Davalılardan ciro yoluyla hamil … vekili; müvekkilinin iyi niyetli ciro yoluyla hamil olduğunu, lehtar davalıya ileri sürülebilecek bedelsizlik iddiasının müvekkiline karşı ileri sürülemeyeceğini davacıların müvekkilinin iyi niyetli olmadığı ve senedi kötü niyetle iktisap ettiğini kanıtlaması gerektiğini, ayrıca yargılama giderinin hesaplanmasında hata yapıldığını bildirerek ilk derece mahkemesinin kararının kaldırılarak aleyhe açılan davanın reddine karar verilmesini istemiştir.
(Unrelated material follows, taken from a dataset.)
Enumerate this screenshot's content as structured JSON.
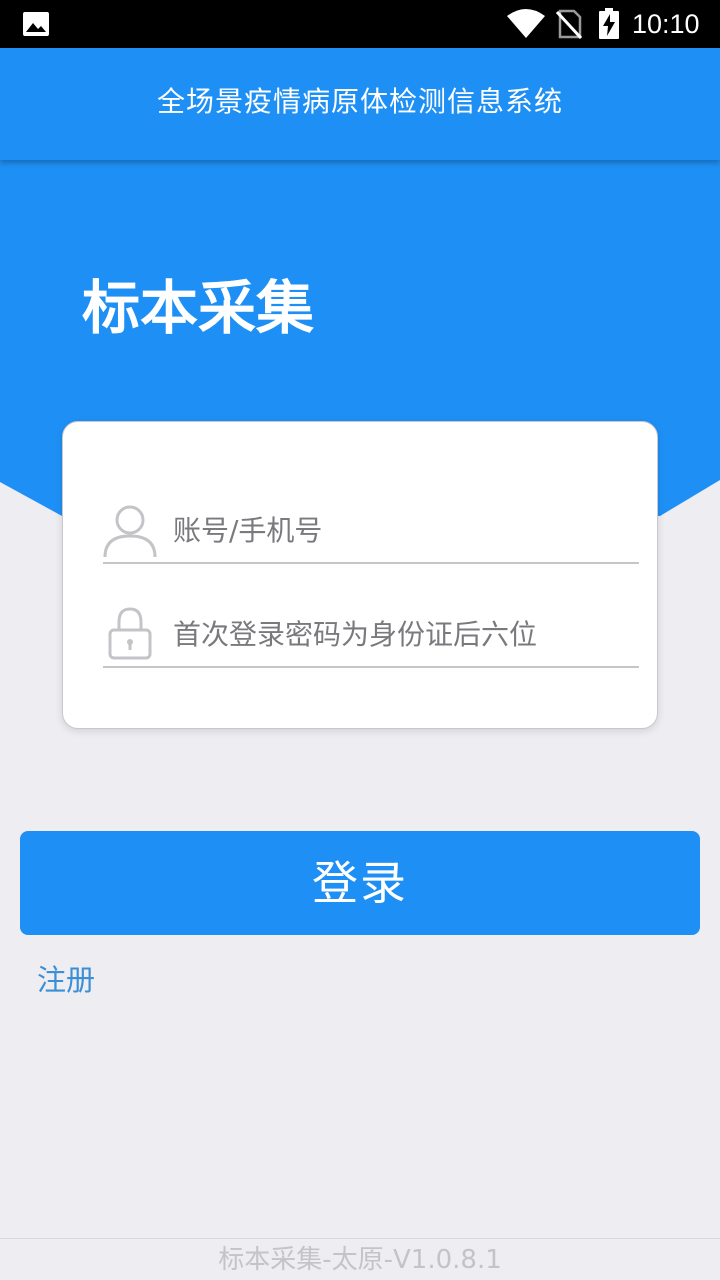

UYUŞMAZLIK KONUSU OLAN HUSUSLAR
Uyuşmazlık; takibe ve davaya konu senedin bedelinin ödendiği ve mükerrer olarak tahsile çalışıldığı bedelsiz olduğu ve bedelsizlik iddiasının ciro yoluyla hamile karşı ileri sürülüp sürülemeyeceği hususuna ilişkindir.
DELİLLERİN DEĞERLENDİRİLMESİ VE GEREKÇE
Dava takip konusu bononun lehtar yönünden bedelsiz, davalı hamil yönünden ise hamilin kötü niyeti nedeniyle bedelsiz olduğu iddiasına dayalı menfi tespit davasıdır.
İnceleme, 6100 sayılı HMK’nin 355.madde hükmü uyarınca istinaf dilekçesinde belirtilen sebeplerle sınırlı olarak ve kamu düzenine aykırı hususların olup olmadığı gözetilerek yapılmıştır.
Davacı, kambiyo senedinden dolayı borçlu olmadığının tespitini istediğine göre, konunun hem kambiyo hem de ispat hukuku açısından ele alınıp, değerlendirilmesi gerekir.
Davacının lehtara karşı bononun bedelsiz kaldığını ispat etmesi ve bunu başardıktan sonra hamilin kötü niyetini ispat etmesi gerekir.
6100 sayılı HMK’nun 201.maddesi uyarınca senede karşı ileri sürülen her türlü iddianın senetle ispatı gerekmektedir. Somut olayda davacı, senedin bedelinin ödendiğini ve bedelsizliği iddiasıyla davalının hamil olduğu gözetilerek yöntemine uygun davacının bedelsiz olan senedin davalıya ciro edildiği, davalının da kötüniyetli olduğu, senedin iadesinin gerektiğini, iddia ettiğine göre ispat külfeti davacı da olup bu yöndeki iddialarını yazılı delille kanıtlamak zorundadır.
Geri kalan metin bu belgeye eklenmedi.